Psalm 23 has taken on a new reality for me. “Though I walk through the valley of the shadow of death, I will fear no evil.” Belonging to Jesus means I truly have nothing to fear. I need to cling to this truth. We are all entering that age group where we will see more and more of those we love, those we have known, and others we have heard of face their mortality. Each time that happens, we are pushed to reevaluate our own lives and legacy, our relationship with God, our beliefs regarding eternity, our personal fears. Death is not something they teach us about in grade school.

Another thing I’ve been learning is that death is not natural. Returning to the account about Adam and Eve in Eden, I am reminded over and over that death is the result of sin. We were not created to die. Our bodies feel and sense this, our spirits (deep down where many of us do not look) know this, and even in the lack of teaching about death, we are living in that mind-set. Who went to school and was told, “Hey you, someday you will die!”? I think unless you were a church-goer, no one was. When we are young we think we are invincible. I suppose that is why soldiers are so able to face the enemy. Bullets will hit everyone but me… tragically they find out sooner than most that they too are vulnerable.

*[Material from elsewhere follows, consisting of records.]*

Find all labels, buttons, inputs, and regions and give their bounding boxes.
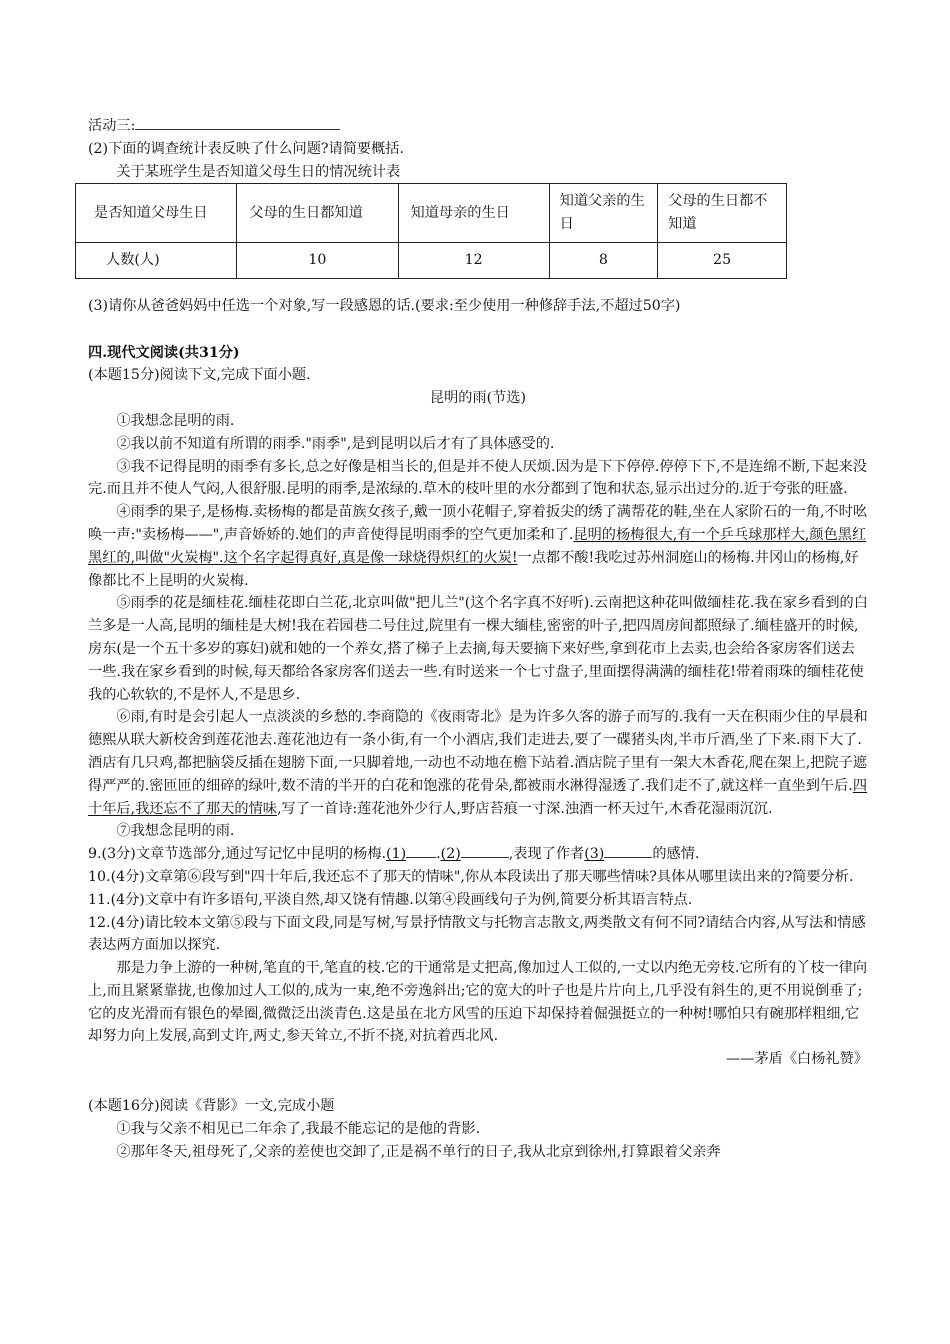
q9-text: ,表现了作者 <box>508 846 585 863</box>
q9-blank-2-label: (2) <box>440 846 461 863</box>
table-header-cell: 是否知道父母生日 <box>76 184 237 243</box>
paragraph-2: ②我以前不知道有所谓的雨季."雨季",是到昆明以后才有了具体感受的. <box>116 435 555 452</box>
question-11: 11.(4分)文章中有许多语句,平淡自然,却又饶有情趣.以第④段画线句子为例,简要分析其语言特点. <box>88 891 693 908</box>
paragraph-6-text-a: ⑥雨,有时是会引起人一点淡淡的乡愁的.李商隐的《夜雨寄北》是为许多久客的游子而写的.我有一天在积雨少住的早晨和德熙从联大新校舍到莲花池去.莲花池边有一条小街,有一个小酒店,我们走进去,要了一碟猪头肉,半市斤酒,坐了下来.雨下大了.酒店有几只鸡,都把脑袋反插在翅膀下面,一只脚着地,一动也不动地在檐下站着.酒店院子里有一架大木香花,爬在架上,把院子遮得严严的.密匝匝的细碎的绿叶,数不清的半开的白花和饱涨的花骨朵,都被雨水淋得湿透了.我们走不了,就这样一直坐到午后. <box>88 709 868 794</box>
paragraph-5: ⑤雨季的花是缅桂花.缅桂花即白兰花,北京叫做"把儿兰"(这个名字真不好听).云南把这种花叫做缅桂花.我在家乡看到的白兰多是一人高,昆明的缅桂是大树!我在若园巷二号住过,院里有一棵大缅桂,密密的叶子,把四周房间都照绿了.缅桂盛开的时候,房东(是一个五十多岁的寡妇)就和她的一个养女,搭了梯子上去摘,每天要摘下来好些,拿到花市上去卖,也会给各家房客们送去一些.我在家乡看到的时候,每天都给各家房客们送去一些.有时送来一个七寸盘子,里面摆得满满的缅桂花!带着雨珠的缅桂花使我的心软软的,不是怀人,不是思乡. <box>88 595 868 703</box>
paragraph-7: ⑦我想念昆明的雨. <box>116 823 235 840</box>
document-page <box>88 115 868 1163</box>
question-10: 10.(4分)文章第⑥段写到"四十年后,我还忘不了那天的情味",你从本段读出了那天哪些情味?具体从哪里读出来的?简要分析. <box>88 868 854 885</box>
activity3-label: 活动三: <box>88 118 136 134</box>
q9-text: 9.(3分)文章节选部分,通过写记忆中昆明的杨梅. <box>88 846 387 863</box>
q9-blank-3[interactable] <box>604 845 652 858</box>
beiying-paragraph-2: ②那年冬天,祖母死了,父亲的差使也交卸了,正是祸不单行的日子,我从北京到徐州,打算跟着父亲奔 <box>116 1143 721 1160</box>
table-header-cell: 父母的生日都不知道 <box>658 184 787 243</box>
passage2-intro: (本题16分)阅读《背影》一文,完成小题 <box>88 1098 335 1115</box>
activity3-answer-blank[interactable] <box>135 115 340 130</box>
table-cell: 8 <box>549 242 658 278</box>
q9-blank-1-label: (1) <box>386 846 407 863</box>
paragraph-6-text-b: ,写了一首诗:莲花池外少行人,野店苔痕一寸深.浊酒一杯天过午,木香花湿雨沉沉. <box>276 800 773 817</box>
paragraph-4-text-b: 一点都不酸!我吃过苏州洞庭山的杨梅.井冈山的杨梅,好像都比不上昆明的火炭梅. <box>88 549 859 589</box>
table-header-cell: 知道母亲的生日 <box>398 184 549 243</box>
table-row-label: 人数(人) <box>76 242 237 278</box>
question-12: 12.(4分)请比较本文第⑤段与下面文段,同是写树,写景抒情散文与托物言志散文,两类散文有何不同?请结合内容,从写法和情感表达两方面加以探究. <box>88 914 866 954</box>
comparison-excerpt: 那是力争上游的一种树,笔直的干,笔直的枝.它的干通常是丈把高,像加过人工似的,一丈以内绝无旁枝.它所有的丫枝一律向上,而且紧紧靠拢,也像加过人工似的,成为一束,绝不旁逸斜出;它的宽大的叶子也是片片向上,几乎没有斜生的,更不用说倒垂了;它的皮光滑而有银色的晕圈,微微泛出淡青色.这是虽在北方风雪的压迫下却保持着倔强挺立的一种树!哪怕只有碗那样粗细,它却努力向上发展,高到丈许,两丈,参天耸立,不折不挠,对抗着西北风. <box>88 960 868 1045</box>
q9-blank-3-label: (3) <box>584 846 605 863</box>
passage1-intro: (本题15分)阅读下文,完成下面小题. <box>88 367 311 384</box>
table-cell: 12 <box>398 242 549 278</box>
table-header-cell: 父母的生日都知道 <box>237 184 398 243</box>
paragraph-6-underlined-sentence: 四十年后,我还忘不了那天的情味 <box>88 777 868 817</box>
q9-blank-1[interactable] <box>406 845 436 858</box>
table-header-row <box>76 184 787 243</box>
stats-table <box>75 183 787 278</box>
q9-text: 的感情. <box>652 846 700 863</box>
table-cell: 25 <box>658 242 787 278</box>
excerpt-attribution: ——茅盾《白杨礼赞》 <box>726 1051 868 1068</box>
paragraph-1: ①我想念昆明的雨. <box>116 412 235 429</box>
paragraph-6 <box>88 706 868 820</box>
q3-prompt: (3)请你从爸爸妈妈中任选一个对象,写一段感恩的话.(要求:至少使用一种修辞手法,不超过50字) <box>88 297 681 314</box>
paragraph-3: ③我不记得昆明的雨季有多长,总之好像是相当长的,但是并不使人厌烦.因为是下下停停.停停下下,不是连绵不断,下起来没完.而且并不使人气闷,人很舒服.昆明的雨季,是浓绿的.草木的枝叶里的水分都到了饱和状态,显示出过分的.近于夸张的旺盛. <box>88 458 868 498</box>
q9-blank-2[interactable] <box>461 845 509 858</box>
passage1-title: 昆明的雨(节选) <box>429 390 527 407</box>
table-header-cell: 知道父亲的生日 <box>549 184 658 243</box>
section4-heading: 四.现代文阅读(共31分) <box>88 344 240 361</box>
activity3-line <box>88 115 868 138</box>
q9-text: . <box>436 846 441 863</box>
q2-prompt: (2)下面的调查统计表反映了什么问题?请简要概括. <box>88 140 404 157</box>
table-title: 关于某班学生是否知道父母生日的情况统计表 <box>116 163 401 180</box>
paragraph-4-text-a: ④雨季的果子,是杨梅.卖杨梅的都是苗族女孩子,戴一顶小花帽子,穿着扳尖的绣了满帮花的鞋,坐在人家阶石的一角,不时吆唤一声:"卖杨梅——",声音娇娇的.她们的声音使得昆明雨季的空气更加柔和了. <box>88 504 868 543</box>
table-cell: 10 <box>237 242 398 278</box>
paragraph-4 <box>88 501 868 592</box>
question-9 <box>88 843 868 866</box>
table-row <box>76 242 787 278</box>
paragraph-4-underlined-sentence: 昆明的杨梅很大,有一个乒乓球那样大,颜色黑红黑红的,叫做"火炭梅".这个名字起得真好,真是像一球烧得炽红的火炭! <box>88 526 867 566</box>
beiying-paragraph-1: ①我与父亲不相见已二年余了,我最不能忘记的是他的背影. <box>116 1120 481 1137</box>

My comfort in the face of this is that I KNOW God is good, I KNOW He loves not just me, but everyone. I KNOW my life is in HIS hands, and I KNOW my eternal destiny is secure because of what Jesus did for me on the cross—nothing I have done for myself. And I am learning to lean on Him in everything, through life and death. I still hope to be here when He returns, but if He has determined that I will die, then I hope and pray that however I die, it will be with no fear of evil, for He is with me.